Last week, for the first time in 87 days, we heard some encouraging news. Finally, the flow of oil that has ravaged much of the Gulf of Mexico is temporarily under control.

Despite our relief that the flow of oil has abated, the consequences of the spill continue to mount. Eleven men lost their lives the day the Deepwater Horizon drilling rig exploded. The four states that border the Gulf of Mexico have suffered terrible economic and environmental devastation.
That is why we are continuing our investigation.

This is the fourth hearing that the Oversight & Investigations Subcommittee has held and the eighth hearing overall in the Energy and Commerce Committee.

Our first hearing exposed serious deficiencies involving the blowout
preventer. This supposed failsafe had a dead battery, a leaking hydraulic system, an emergency switch that failed to activate, and dangerous modifications.

Our second hearing was a field hearing in New Orleans, where we heard from the widows of two men who died in the Deepwater Horizon explosion as well as shrimpers and other small business owners who have suffered from the environmental catastrophe that followed.

Our third hearing identified five key well design decisions relating to casing and cementing that increased the risk of a blowout. BP made a series of poor judgments before the blowout.

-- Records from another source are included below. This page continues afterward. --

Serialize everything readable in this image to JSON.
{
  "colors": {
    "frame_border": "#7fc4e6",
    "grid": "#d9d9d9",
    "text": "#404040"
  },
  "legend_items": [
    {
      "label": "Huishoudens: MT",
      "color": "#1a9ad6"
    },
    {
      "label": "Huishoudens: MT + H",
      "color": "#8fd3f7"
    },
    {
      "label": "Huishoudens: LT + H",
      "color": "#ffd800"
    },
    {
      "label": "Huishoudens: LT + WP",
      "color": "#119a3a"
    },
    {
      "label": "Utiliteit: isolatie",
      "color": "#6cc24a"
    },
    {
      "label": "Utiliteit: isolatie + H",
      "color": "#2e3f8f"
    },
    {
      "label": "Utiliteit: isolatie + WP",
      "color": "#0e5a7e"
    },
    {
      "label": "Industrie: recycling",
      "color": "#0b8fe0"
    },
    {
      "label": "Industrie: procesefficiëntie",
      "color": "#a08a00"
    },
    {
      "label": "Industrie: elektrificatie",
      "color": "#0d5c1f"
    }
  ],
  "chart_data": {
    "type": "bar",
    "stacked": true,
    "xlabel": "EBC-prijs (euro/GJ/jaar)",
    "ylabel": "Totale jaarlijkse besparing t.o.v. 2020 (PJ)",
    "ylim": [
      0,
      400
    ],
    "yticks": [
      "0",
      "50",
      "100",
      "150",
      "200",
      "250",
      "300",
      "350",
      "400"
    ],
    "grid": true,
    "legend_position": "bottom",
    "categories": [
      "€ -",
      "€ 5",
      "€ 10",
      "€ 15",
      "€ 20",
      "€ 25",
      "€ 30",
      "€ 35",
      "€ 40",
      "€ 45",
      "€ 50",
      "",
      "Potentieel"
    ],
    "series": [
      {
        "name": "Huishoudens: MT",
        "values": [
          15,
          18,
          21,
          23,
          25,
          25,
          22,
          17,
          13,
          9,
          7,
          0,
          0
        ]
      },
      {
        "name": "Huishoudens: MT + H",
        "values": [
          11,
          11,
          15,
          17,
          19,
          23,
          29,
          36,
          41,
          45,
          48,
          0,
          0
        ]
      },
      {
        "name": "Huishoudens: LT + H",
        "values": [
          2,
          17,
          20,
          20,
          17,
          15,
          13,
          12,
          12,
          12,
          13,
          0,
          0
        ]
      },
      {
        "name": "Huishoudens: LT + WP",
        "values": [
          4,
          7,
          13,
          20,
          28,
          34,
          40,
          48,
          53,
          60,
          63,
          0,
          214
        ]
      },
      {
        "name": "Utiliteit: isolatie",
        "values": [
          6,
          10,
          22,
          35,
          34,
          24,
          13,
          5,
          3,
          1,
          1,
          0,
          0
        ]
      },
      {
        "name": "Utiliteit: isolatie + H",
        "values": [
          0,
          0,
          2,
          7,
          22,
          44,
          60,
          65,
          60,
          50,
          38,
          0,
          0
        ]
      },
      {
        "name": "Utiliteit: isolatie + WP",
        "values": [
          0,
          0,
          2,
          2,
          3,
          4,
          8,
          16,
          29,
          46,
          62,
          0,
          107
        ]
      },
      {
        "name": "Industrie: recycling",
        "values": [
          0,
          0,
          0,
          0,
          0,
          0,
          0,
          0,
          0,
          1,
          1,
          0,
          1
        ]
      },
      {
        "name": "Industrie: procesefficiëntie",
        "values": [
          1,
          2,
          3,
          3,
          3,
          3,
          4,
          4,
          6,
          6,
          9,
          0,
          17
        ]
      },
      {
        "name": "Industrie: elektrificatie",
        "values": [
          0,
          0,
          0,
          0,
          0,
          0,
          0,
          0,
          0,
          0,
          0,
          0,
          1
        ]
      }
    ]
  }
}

The company took one shortcut after another in order to save time and money. And when the blowout occurred, BP was horrifically unprepared to deal with the consequences.

Today, the Oversight and Investigations Subcommittee and the Energy and Environment Subcommittee are jointly holding this hearing to examine the conduct of the regulators who have overseen oil and gas development in the Gulf of Mexico.

There has been a pervasive failure by the regulators to take the actions necessary to protect safety and the environment. These failures to regulate happened at the same time as federal officials offered oil and gas companies new incentives to drill in deeper and riskier waters in the Gulf of Mexico.

The number of producing deepwater wells increased from 65 in the 1985 to more than 600 in 2009. But the number of federal inspectors working for Minerals Management Service (MMS) has not kept pace with the number and complexity of wells and the distance inspectors must travel. MMS had 55 inspectors in 1985 and just 58 some 20 years later. Currently, MMS has approximately 60 inspectors in the Gulf of Mexico region to inspect almost 4,000 facilities. Inspection has not been a priority.

The Department of the Interior also backed off when oil and gas industry objected to proposals to strengthen government regulations. Reports prepared for MMS in 2001, 2002, and 2003 recommended two blind-shear rams on blowout preventers and questioned the reliability of their backup systems. Yet regulations finalized in 2003 during Secretary Gale Norton's tenure did not require a second blind-shear ram, backup systems on BOPs, or even testing of backup systems.

That same rulemaking identified "poor cementing practices" as one of the "main primary causes" of sustained casing pressure on producing wells. But an oil and gas industry coalition opposed mandatory requirements and the Department opted against any prescriptive cementing requirements.
Some helpful changes were made by Secretary Salazar and the Obama Administration. The abuse-prone royalty-in-kind program was phased out, new ethical standards were adopted, and stronger regulations were proposed. But these changes were more cosmetic than substantive. For the Deepwater Horizon and the BP well, it remained business as usual.

I want to thank former Secretaries Norton and Kempthorne for appearing today. I hope they will address what went wrong under their tenure and what lessons can be learned.

And I thank Secretary Salazar for appearing before the Committee. He has proposed -- and begun implementing -- many significant changes to the Minerals Management Service, now called the Bureau of Ocean Energy Management, Regulation and Enforcement. I would like to hear more about what he has planned and how he will ensure that these changes make a real difference.

I also want to extend my appreciation to Chairman Markey. Our subcommittees have worked collaboratively throughout this investigation
and I thank him and Chairman Waxman for their leadership in this area and with respect to the Blowout Prevention Act of 2010.